In recent years, patient safety activities have likewise been accelerated. Not too long ago, it was standard procedure to base patient safety recommendations entirely on data from a small set of malpractice cases triggered by health care encounters up to 10 years prior. And those data were held close the vest and shared only with those with a need to know.

But today, under the protections of the federal Patient Safety Organization (PSO) program, a health care organization—or even just a clinical department—has the opportunity to share and discuss very recent adverse events or near misses (i.e., immediate concerns) with local and national peers. More important, PSO participants might be able to walk away from those same meetings with their peers’ recommendations for addressing the still-present risks identified in those contemporaneous events. The time line from occurrence to remedy has been truncated from years to weeks. The potential benefit to physicians and their patients of an accelerated process is self-evident.

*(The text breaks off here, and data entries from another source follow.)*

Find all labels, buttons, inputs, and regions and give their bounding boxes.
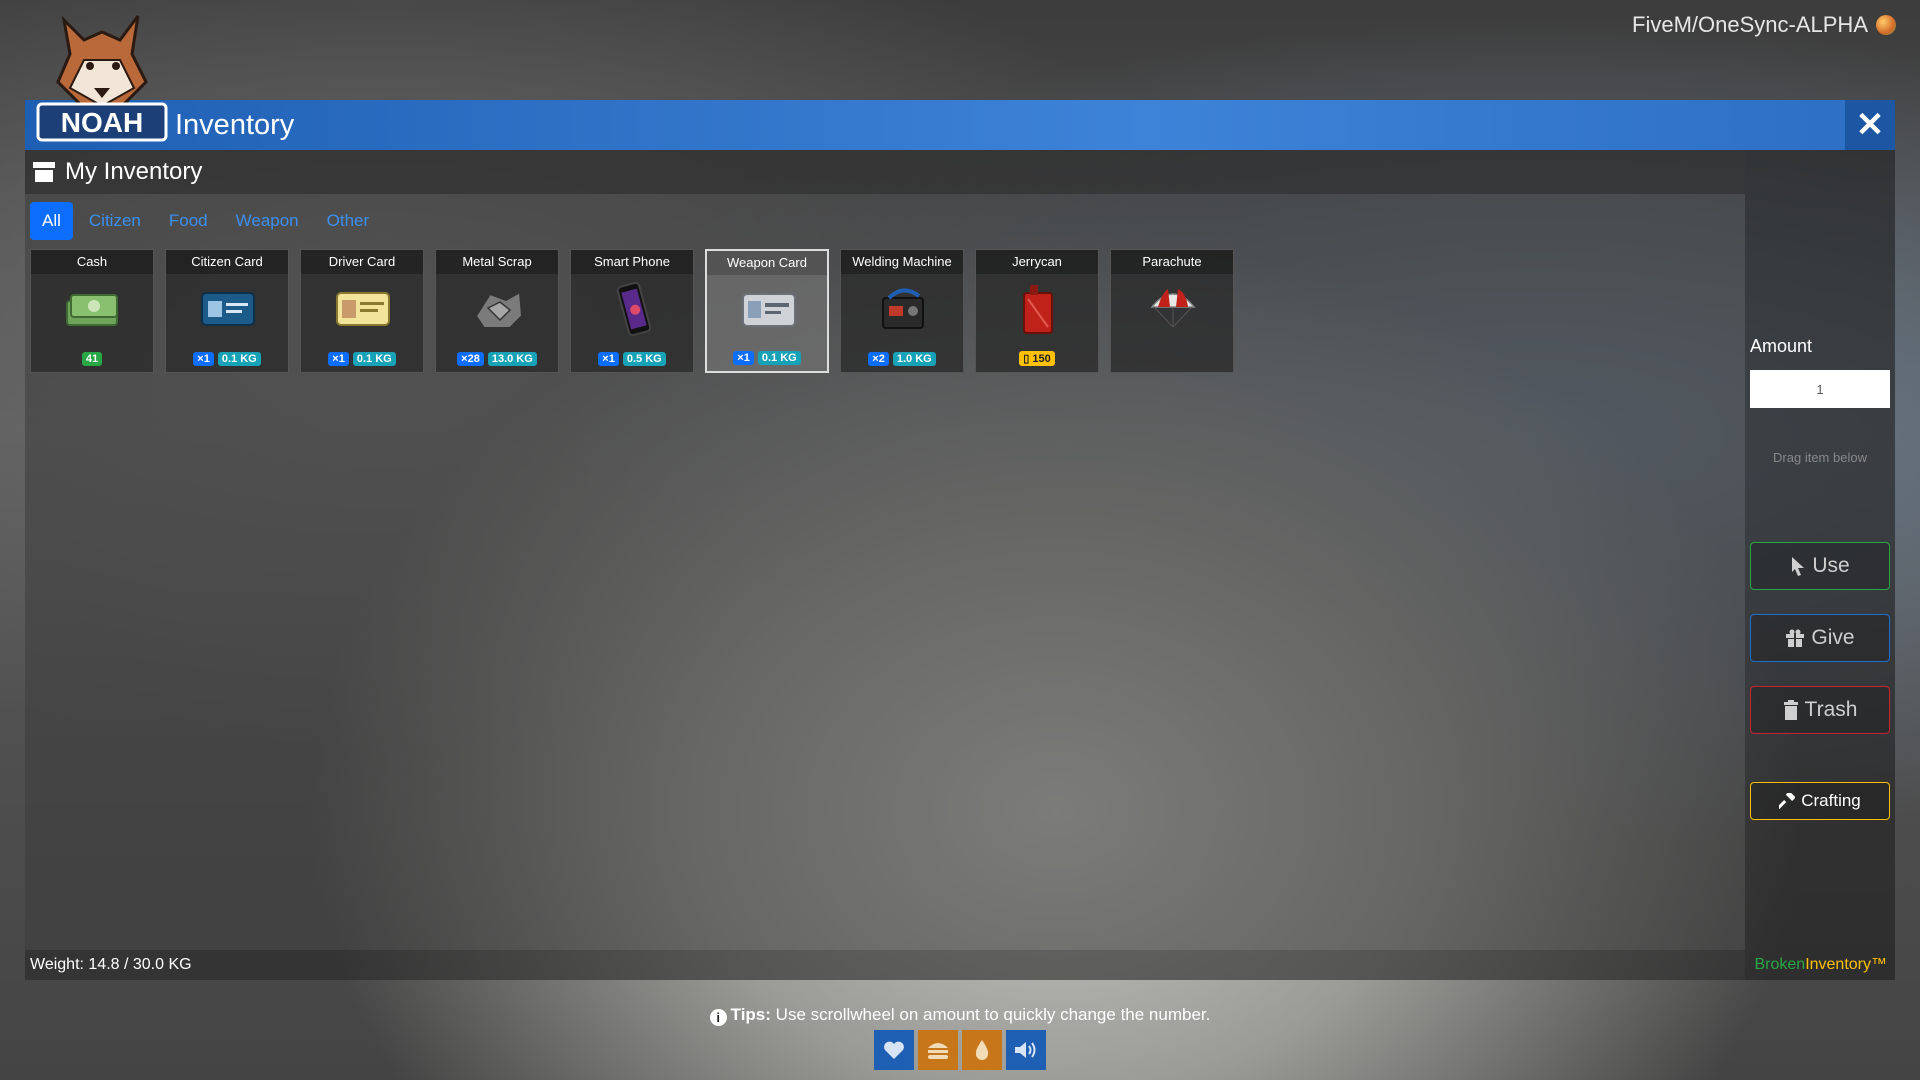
window-title: Inventory [175,108,295,141]
server-label: FiveM/OneSync-ALPHA [1632,12,1868,37]
heart-icon [874,1030,914,1070]
tab-citizen[interactable]: Citizen [77,202,153,240]
weight-footer: Weight: 14.8 / 30.0 KG [25,950,1745,980]
use-button[interactable]: Use [1750,542,1890,590]
crafting-button[interactable]: Crafting [1750,782,1890,820]
item-name: Driver Card [301,250,423,274]
amount-label: Amount [1750,336,1813,356]
item-name: Cash [31,250,153,274]
brand-part-2: Inventory™ [1805,956,1887,973]
tab-all[interactable]: All [30,202,73,240]
weight-badge: 1.0 KG [892,352,936,366]
close-icon: ✕ [1855,106,1885,144]
phone-icon [603,282,663,336]
info-icon: i [709,1009,727,1026]
tips-bar: i Tips: Use scrollwheel on amount to quic… [0,1005,1920,1026]
money-badge: 41 [81,352,103,366]
count-badge: ×1 [328,352,349,366]
weight-badge: 0.1 KG [757,351,801,365]
weight-badge: 0.1 KG [217,352,261,366]
tab-food[interactable]: Food [157,202,220,240]
noah-logo: NOAH [36,15,168,142]
item-name: Metal Scrap [436,250,558,274]
driver-card-icon [333,284,393,334]
item-name: Parachute [1111,250,1233,274]
item-name: Weapon Card [707,251,827,275]
give-button[interactable]: Give [1750,614,1890,662]
titlebar: Inventory ✕ [25,100,1895,150]
pointer-icon [1792,557,1805,576]
item-name: Citizen Card [166,250,288,274]
tab-weapon[interactable]: Weapon [224,202,311,240]
item-slot-welding-machine[interactable]: Welding Machine ×2 1.0 KG [840,249,964,373]
welding-machine-icon [873,284,933,334]
inventory-panel: My Inventory All Citizen Food Weapon Oth… [25,150,1745,950]
hammer-icon [1779,793,1796,809]
item-slot-weapon-card[interactable]: Weapon Card ×1 0.1 KG [705,249,829,373]
amount-input[interactable] [1750,370,1890,408]
crafting-label: Crafting [1801,791,1861,810]
water-drop-icon [962,1030,1002,1070]
server-tag: FiveM/OneSync-ALPHA [1632,12,1896,38]
logo-text: NOAH [61,107,143,138]
action-sidebar: Amount Drag item below Use Give Trash Cr… [1745,150,1895,980]
server-globe-icon [1876,15,1896,35]
trash-icon [1783,700,1798,720]
brand-label: BrokenInventory™ [1754,956,1887,974]
count-badge: ×28 [457,352,484,366]
archive-box-icon [33,162,55,182]
count-badge: ×1 [193,352,214,366]
brand-part-1: Broken [1754,956,1806,973]
metal-scrap-icon [468,284,528,334]
weight-badge: 13.0 KG [487,352,537,366]
item-slot-smart-phone[interactable]: Smart Phone ×1 0.5 KG [570,249,694,373]
item-slot-metal-scrap[interactable]: Metal Scrap ×28 13.0 KG [435,249,559,373]
drag-hint: Drag item below [1773,450,1867,465]
weight-badge: 0.1 KG [352,352,396,366]
close-button[interactable]: ✕ [1845,100,1895,150]
count-badge: ×2 [868,352,889,366]
tab-other[interactable]: Other [315,202,382,240]
parachute-icon [1143,284,1203,334]
weight-label: Weight: 14.8 / 30.0 KG [30,956,192,973]
gift-icon [1786,629,1805,647]
panel-title: My Inventory [65,158,203,185]
item-slot-citizen-card[interactable]: Citizen Card ×1 0.1 KG [165,249,289,373]
trash-button[interactable]: Trash [1750,686,1890,734]
fuel-value: 150 [1032,353,1051,365]
item-name: Smart Phone [571,250,693,274]
count-badge: ×1 [733,351,754,365]
fuel-badge: ▯ 150 [1019,351,1055,366]
inventory-window: Inventory ✕ My Inventory All Citizen Foo… [25,100,1895,980]
item-slot-driver-card[interactable]: Driver Card ×1 0.1 KG [300,249,424,373]
category-tabs: All Citizen Food Weapon Other [25,194,1745,244]
panel-header: My Inventory [25,150,1745,194]
trash-label: Trash [1804,698,1858,721]
weight-badge: 0.5 KG [622,352,666,366]
jerrycan-icon [1008,284,1068,334]
give-label: Give [1811,626,1855,649]
item-slot-cash[interactable]: Cash 41 [30,249,154,373]
burger-icon [918,1030,958,1070]
id-card-icon [198,284,258,334]
item-name: Jerrycan [976,250,1098,274]
tips-text: Use scrollwheel on amount to quickly cha… [770,1005,1211,1024]
weapon-card-icon [739,285,799,335]
item-slot-jerrycan[interactable]: Jerrycan ▯ 150 [975,249,1099,373]
item-grid: Cash 41 Citizen Card ×1 0.1 KG Driver Ca… [25,244,1745,378]
item-slot-parachute[interactable]: Parachute [1110,249,1234,373]
count-badge: ×1 [598,352,619,366]
item-name: Welding Machine [841,250,963,274]
use-label: Use [1812,554,1850,577]
tips-prefix: Tips: [730,1005,771,1024]
speaker-icon [1006,1030,1046,1070]
status-hud [874,1030,1046,1070]
cash-icon [63,284,123,334]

At the same time as we shift into a higher gear for identifying risks and remedies, patient safety professionals are also adjusting how they promote an optimal safety culture within high-risk settings. Individual clinicians experience malpractice claims—and even adverse events—as extremely rare occurrences amidst an overwhelming majority of care that is appropriate and safe. Any effort to draw attention to the opportunity to improve patient safety is—at the individual level at least—competing with myriad clinical, financial, and quality of life pressures. Physicians and nurses want to be safe, of course, but the prioritization for broad safety initiatives is more likely to be driven at the practice group, department, or organization level. Participation in a PSO enables clinicians and risk managers to pair the tragedy and dismay of a big picture malpractice legacy with the intimate local concerns triggered by last week’s near miss.

As CRICO and other organizations driving the patient safety improvement movement work with those groups, departments, organizations, and interinstitutional teams, this real-time problem solving is more likely to rivet their attention than the traditional model. That, in turn, is key to devising appropriately targeted patient safety improvements and trainings that have a high likelihood of being adopted and sustained…faster than ever before.